En décembre dernier, j’ai eu l’honneur de recevoir le Prix autrichien de la réussite multiculturelle 2024, décerné par le ministère fédéral autrichien des Affaires européennes et internationales. Cette distinction saluait mes efforts pour promouvoir le dialogue entre croyants, encourager le pluralisme et renforcer la coexistence entre les cultures et les religions.
Quelques heures à peine après l’annonce, une campagne d’une violence inouïe s’est déclenchée contre moi. Elle a été menée par des figures islamistes radicales liées aux Frères musulmans, notamment les fondateurs de la branche yéménite du mouvement, dont l’un est député, bénéficiant d’un soutien financier venu de Turquie. Leurs accusations étaient révélatrices – comme des empreintes digitales idéologiques : « [je travaillerais] à saper la sacralité des textes religieux islamiques et manifester de l’hostilité envers l’islam. » et à « promouvoir la coexistence avec toutes les croyances et toutes les idées. » Ces attaques, relayées sur leurs plateformes extrémistes et leurs comptes personnels, montrent toute la contradiction du discours des Frères musulmans. Dans leur idéologie, œuvrer pour la paix entre les religions revient à menacer la foi, et prôner la coexistence constitue une faute morale. Ce qu’ils m’ont reproché, c’est précisément ce qu’ils redoutent le plus : la pensée libre, le dialogue et la paix. Ce qu’ils pratiquent n’est pas la défense d’une religion, mais une guerre contre la pensée modérée.
Cette campagne m’a brutalement ramené quinze ans en arrière. Pendant le Printemps arabe au Yémen, j’étais étudiant en journalisme à l’université de Sanaa. J’y publiais un journal étudiant non officiel, d’inspiration libérale, qui critiquait ouvertement les tabous sociaux et politiques.
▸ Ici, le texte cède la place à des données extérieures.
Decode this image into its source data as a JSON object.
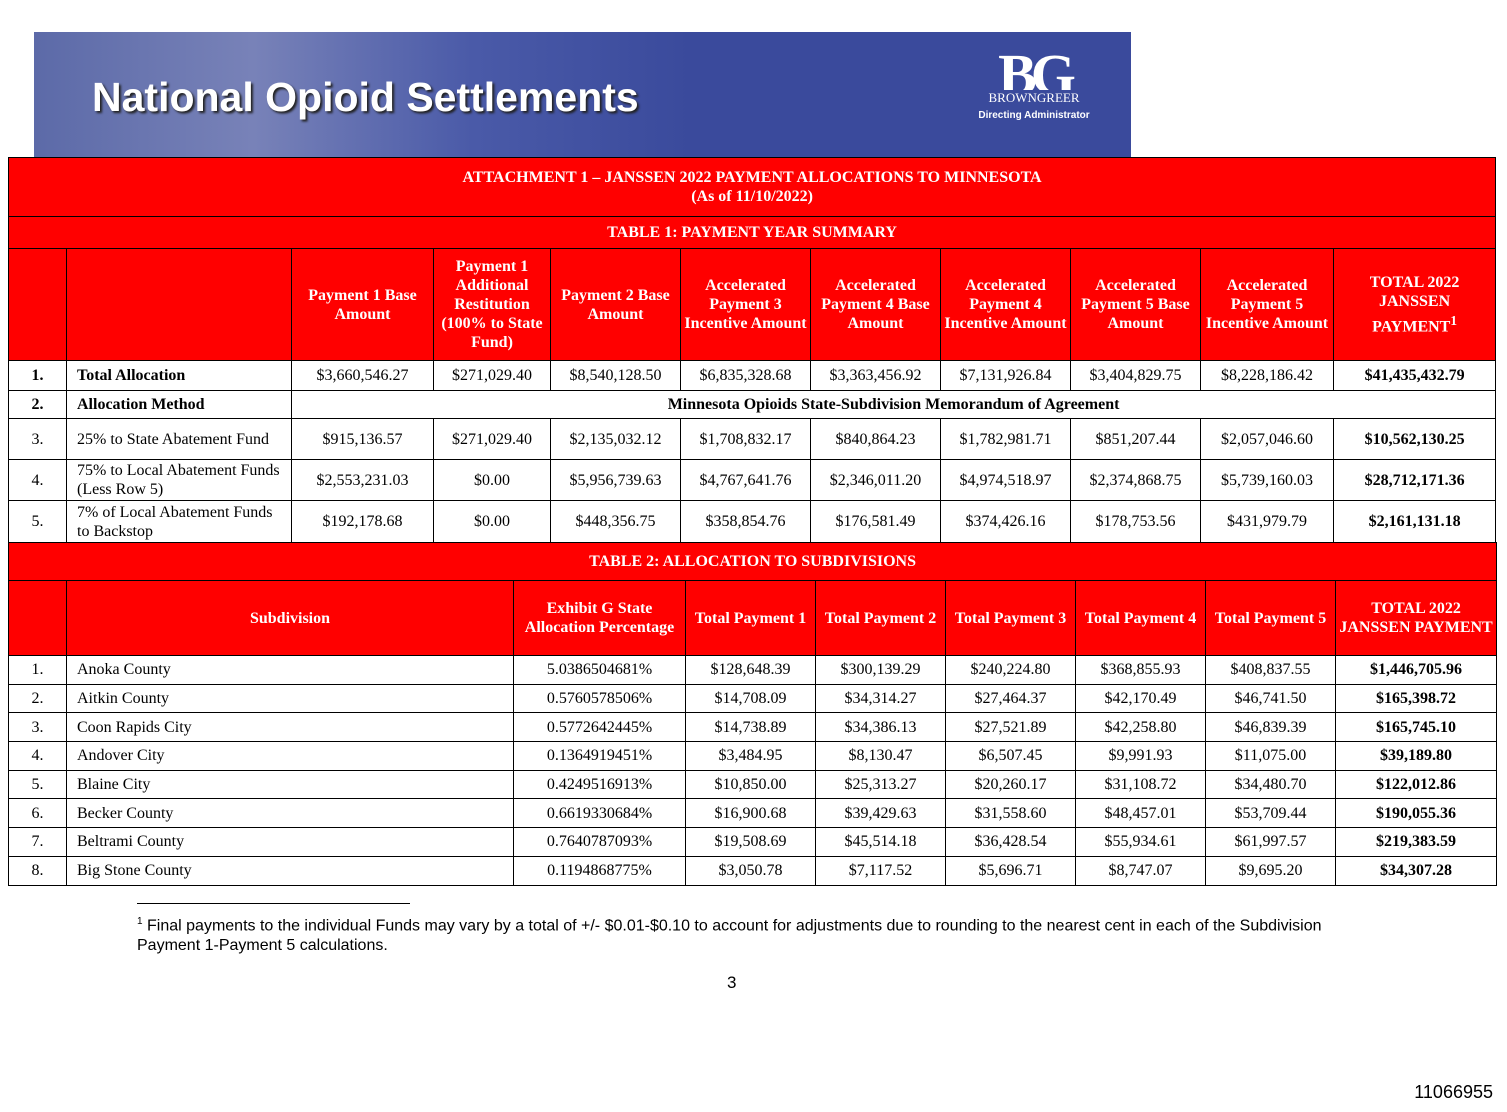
{
  "banner": {
    "title": "National Opioid Settlements",
    "logo": "BG",
    "logo_name": "BROWNGREER",
    "logo_sub": "Directing Administrator"
  },
  "attachment": {
    "title": "ATTACHMENT 1 – JANSSEN 2022 PAYMENT ALLOCATIONS TO MINNESOTA",
    "date": "(As of 11/10/2022)"
  },
  "table1": {
    "title": "TABLE 1:  PAYMENT YEAR SUMMARY",
    "headers": [
      "Payment 1 Base Amount",
      "Payment 1 Additional Restitution (100% to State Fund)",
      "Payment 2 Base Amount",
      "Accelerated Payment 3 Incentive Amount",
      "Accelerated Payment 4 Base Amount",
      "Accelerated Payment 4 Incentive Amount",
      "Accelerated Payment 5 Base Amount",
      "Accelerated Payment 5 Incentive Amount",
      "TOTAL 2022 JANSSEN PAYMENT"
    ],
    "header_note": "1",
    "rows": [
      {
        "num": "1.",
        "label": "Total Allocation",
        "cells": [
          "$3,660,546.27",
          "$271,029.40",
          "$8,540,128.50",
          "$6,835,328.68",
          "$3,363,456.92",
          "$7,131,926.84",
          "$3,404,829.75",
          "$8,228,186.42",
          "$41,435,432.79"
        ]
      },
      {
        "num": "2.",
        "label": "Allocation Method",
        "merged": "Minnesota Opioids State-Subdivision Memorandum of Agreement"
      },
      {
        "num": "3.",
        "label": "25% to State Abatement Fund",
        "cells": [
          "$915,136.57",
          "$271,029.40",
          "$2,135,032.12",
          "$1,708,832.17",
          "$840,864.23",
          "$1,782,981.71",
          "$851,207.44",
          "$2,057,046.60",
          "$10,562,130.25"
        ]
      },
      {
        "num": "4.",
        "label": "75% to Local Abatement Funds (Less Row 5)",
        "cells": [
          "$2,553,231.03",
          "$0.00",
          "$5,956,739.63",
          "$4,767,641.76",
          "$2,346,011.20",
          "$4,974,518.97",
          "$2,374,868.75",
          "$5,739,160.03",
          "$28,712,171.36"
        ]
      },
      {
        "num": "5.",
        "label": "7% of Local Abatement Funds to Backstop",
        "cells": [
          "$192,178.68",
          "$0.00",
          "$448,356.75",
          "$358,854.76",
          "$176,581.49",
          "$374,426.16",
          "$178,753.56",
          "$431,979.79",
          "$2,161,131.18"
        ]
      }
    ]
  },
  "table2": {
    "title": "TABLE 2: ALLOCATION TO SUBDIVISIONS",
    "headers": [
      "Subdivision",
      "Exhibit G State Allocation Percentage",
      "Total Payment 1",
      "Total Payment 2",
      "Total Payment 3",
      "Total Payment 4",
      "Total Payment 5",
      "TOTAL 2022 JANSSEN PAYMENT"
    ],
    "rows": [
      [
        "1.",
        "Anoka County",
        "5.0386504681%",
        "$128,648.39",
        "$300,139.29",
        "$240,224.80",
        "$368,855.93",
        "$408,837.55",
        "$1,446,705.96"
      ],
      [
        "2.",
        "Aitkin County",
        "0.5760578506%",
        "$14,708.09",
        "$34,314.27",
        "$27,464.37",
        "$42,170.49",
        "$46,741.50",
        "$165,398.72"
      ],
      [
        "3.",
        "Coon Rapids City",
        "0.5772642445%",
        "$14,738.89",
        "$34,386.13",
        "$27,521.89",
        "$42,258.80",
        "$46,839.39",
        "$165,745.10"
      ],
      [
        "4.",
        "Andover City",
        "0.1364919451%",
        "$3,484.95",
        "$8,130.47",
        "$6,507.45",
        "$9,991.93",
        "$11,075.00",
        "$39,189.80"
      ],
      [
        "5.",
        "Blaine City",
        "0.4249516913%",
        "$10,850.00",
        "$25,313.27",
        "$20,260.17",
        "$31,108.72",
        "$34,480.70",
        "$122,012.86"
      ],
      [
        "6.",
        "Becker County",
        "0.6619330684%",
        "$16,900.68",
        "$39,429.63",
        "$31,558.60",
        "$48,457.01",
        "$53,709.44",
        "$190,055.36"
      ],
      [
        "7.",
        "Beltrami County",
        "0.7640787093%",
        "$19,508.69",
        "$45,514.18",
        "$36,428.54",
        "$55,934.61",
        "$61,997.57",
        "$219,383.59"
      ],
      [
        "8.",
        "Big Stone County",
        "0.1194868775%",
        "$3,050.78",
        "$7,117.52",
        "$5,696.71",
        "$8,747.07",
        "$9,695.20",
        "$34,307.28"
      ]
    ]
  },
  "footnote": {
    "mark": "1",
    "text": "Final payments to the individual Funds may vary by a total of +/- $0.01-$0.10 to account for adjustments due to rounding to the nearest cent in each of the Subdivision Payment 1-Payment 5 calculations."
  },
  "page_number": "3",
  "doc_id": "11066955"
}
Rapidement, j’ai été la cible de l’aile étudiante du Rassemblement yéménite pour la réforme, la branche locale des Frères musulmans.
En 2010, pour mon projet de fin d’études, j’ai publié un numéro spécial contenant un article intitulé « Le sexe au Yémen ». Ce texte, qui voulait simplement aborder sans hypocrisie une réalité sociale, a déclenché une véritable tempête : passage à tabac, menaces de mort, accusations de prosélytisme chrétien et de diffusion de la débauche. L’université a finalement cédé à la pression islamiste et m’a suspendu pour un an.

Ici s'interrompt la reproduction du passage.